Con la que también se volvería loco es con Bimba Bosé, eterna musa de David Delfín y modelo con tetillas fuera que escogió, oh sopresa!, un recatado conjunto. Igual estaba resfriada. Siguiendo con guapos, también estaba el cantante Carlos Baute. Al verlo, se me quedó la jeta como a Isabel Preysler cuando le pasan el Photoshop. La que no necesita retoques es Elena Tablada, que se sentó muy cerca de Soledad Jiménez.

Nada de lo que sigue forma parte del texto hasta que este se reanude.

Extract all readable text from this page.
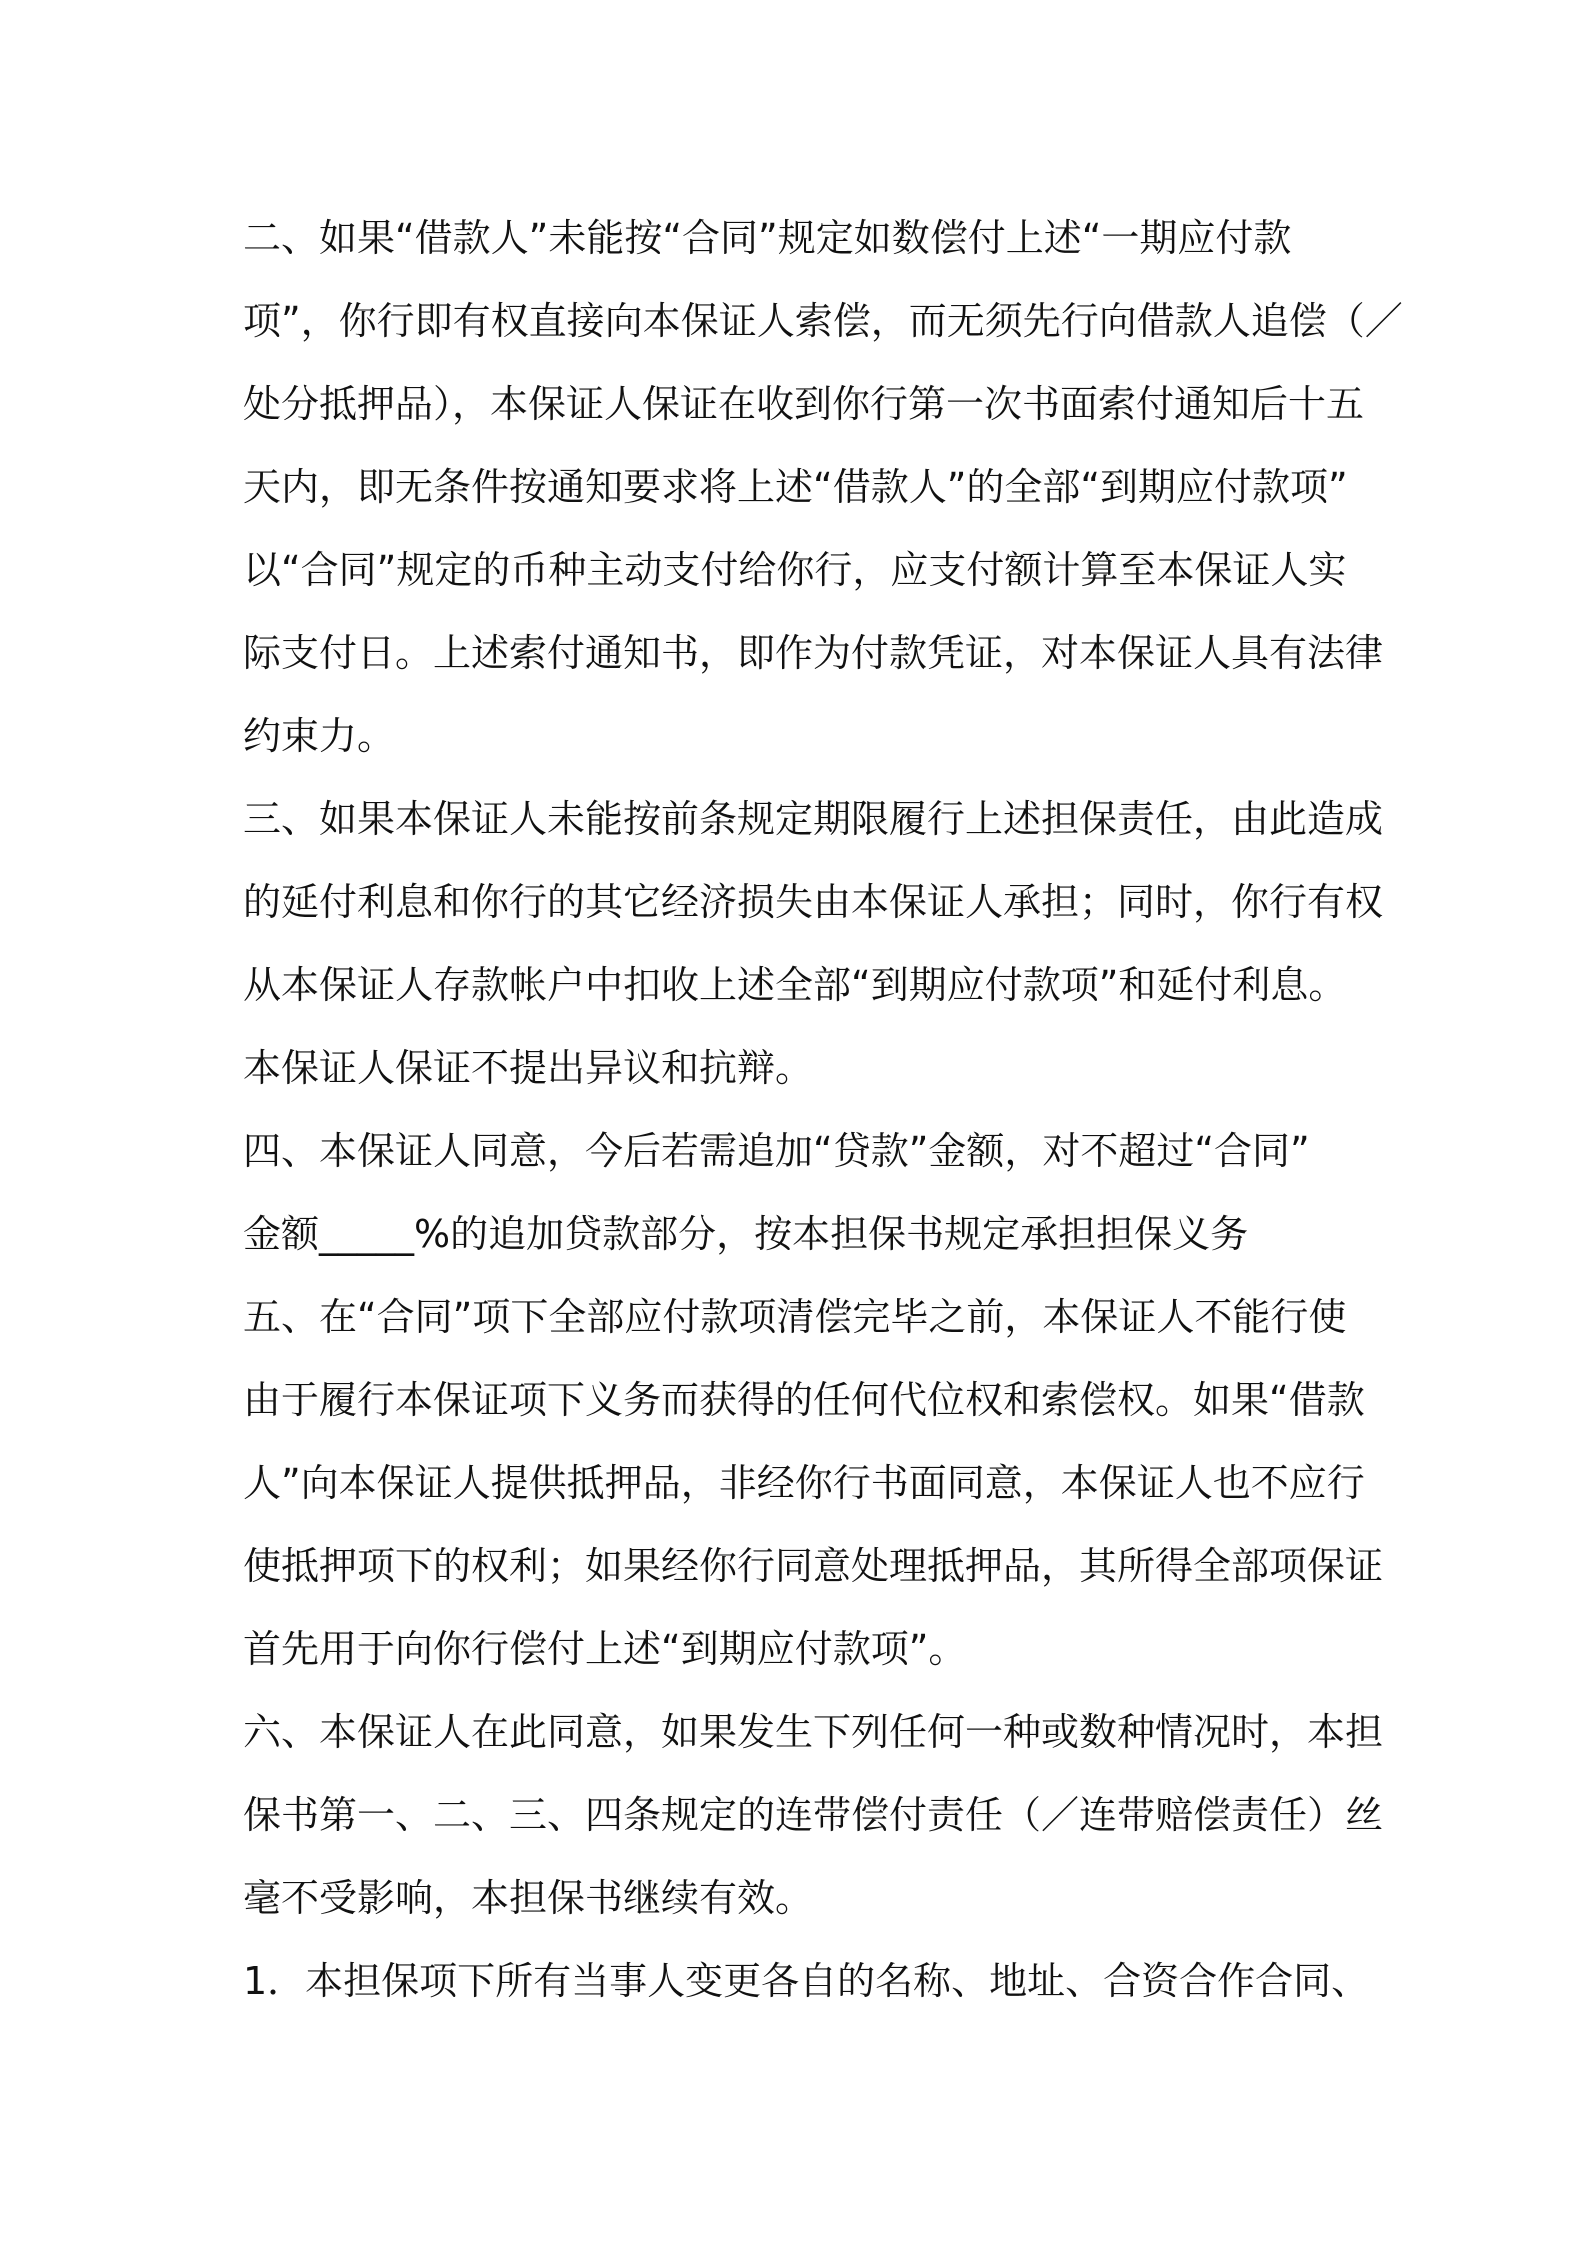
二、如果“借款人”未能按“合同”规定如数偿付上述“一期应付款
项”，你行即有权直接向本保证人索偿，而无须先行向借款人追偿（／
处分抵押品），本保证人保证在收到你行第一次书面索付通知后十五
天内，即无条件按通知要求将上述“借款人”的全部“到期应付款项”
以“合同”规定的币种主动支付给你行，应支付额计算至本保证人实
际支付日。上述索付通知书，即作为付款凭证，对本保证人具有法律
约束力。
三、如果本保证人未能按前条规定期限履行上述担保责任，由此造成
的延付利息和你行的其它经济损失由本保证人承担；同时，你行有权
从本保证人存款帐户中扣收上述全部“到期应付款项”和延付利息。
本保证人保证不提出异议和抗辩。
四、本保证人同意，今后若需追加“贷款”金额，对不超过“合同”
金额_____%的追加贷款部分，按本担保书规定承担担保义务
五、在“合同”项下全部应付款项清偿完毕之前，本保证人不能行使
由于履行本保证项下义务而获得的任何代位权和索偿权。如果“借款
人”向本保证人提供抵押品，非经你行书面同意，本保证人也不应行
使抵押项下的权利；如果经你行同意处理抵押品，其所得全部项保证
首先用于向你行偿付上述“到期应付款项”。
六、本保证人在此同意，如果发生下列任何一种或数种情况时，本担
保书第一、二、三、四条规定的连带偿付责任（／连带赔偿责任）丝
毫不受影响，本担保书继续有效。
1．本担保项下所有当事人变更各自的名称、地址、合资合作合同、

Acaparando las miradas estuvo Fernando Alonso. Vi también al padre de Penélope Cruz, a los componentes de Revolver, al actor Emmanuel Esparza, con su novia, la modelo Cristina Warner.

En la sección institucional registré la presencia del presidente Francisco Camps, la presidenta de las Cortes, Milagrosa Martínez, el presidente provincial del PP, Alfonso Rus,y superpoblación de consellers y concejales.

En el capítulo valenciano apunté los nombres de Jorge Martínez Aspar, los empresarios Juan y Paco Roig, el director de RTVV, Pedro García, el ciclista Ángel Casero, Claudia Casanova, el arquitecto Luis Sendra, la diseñadora Trini Gracia, Facundo Tomás, Manuel Romero, Juan Eloy Durá, presidente de FEVEC, Cuchita Lluch, Ana Otero y la directora del IVAM, Consuelo Císcar. No faltó el director del Circuito de Cheste, Julio García, con su mujer, Teresa.

Al final del recital hubo gente que empezó a correr de un lado a otro. Al principio me lo tomé como una interpretación de la instalación de Martin Creed en la Tate Britain (el artista que corre como un conejo por la galería central). Supongo que lo hacían para evitar las colas, pero quedó muy bonito. Oye, que todo es arte.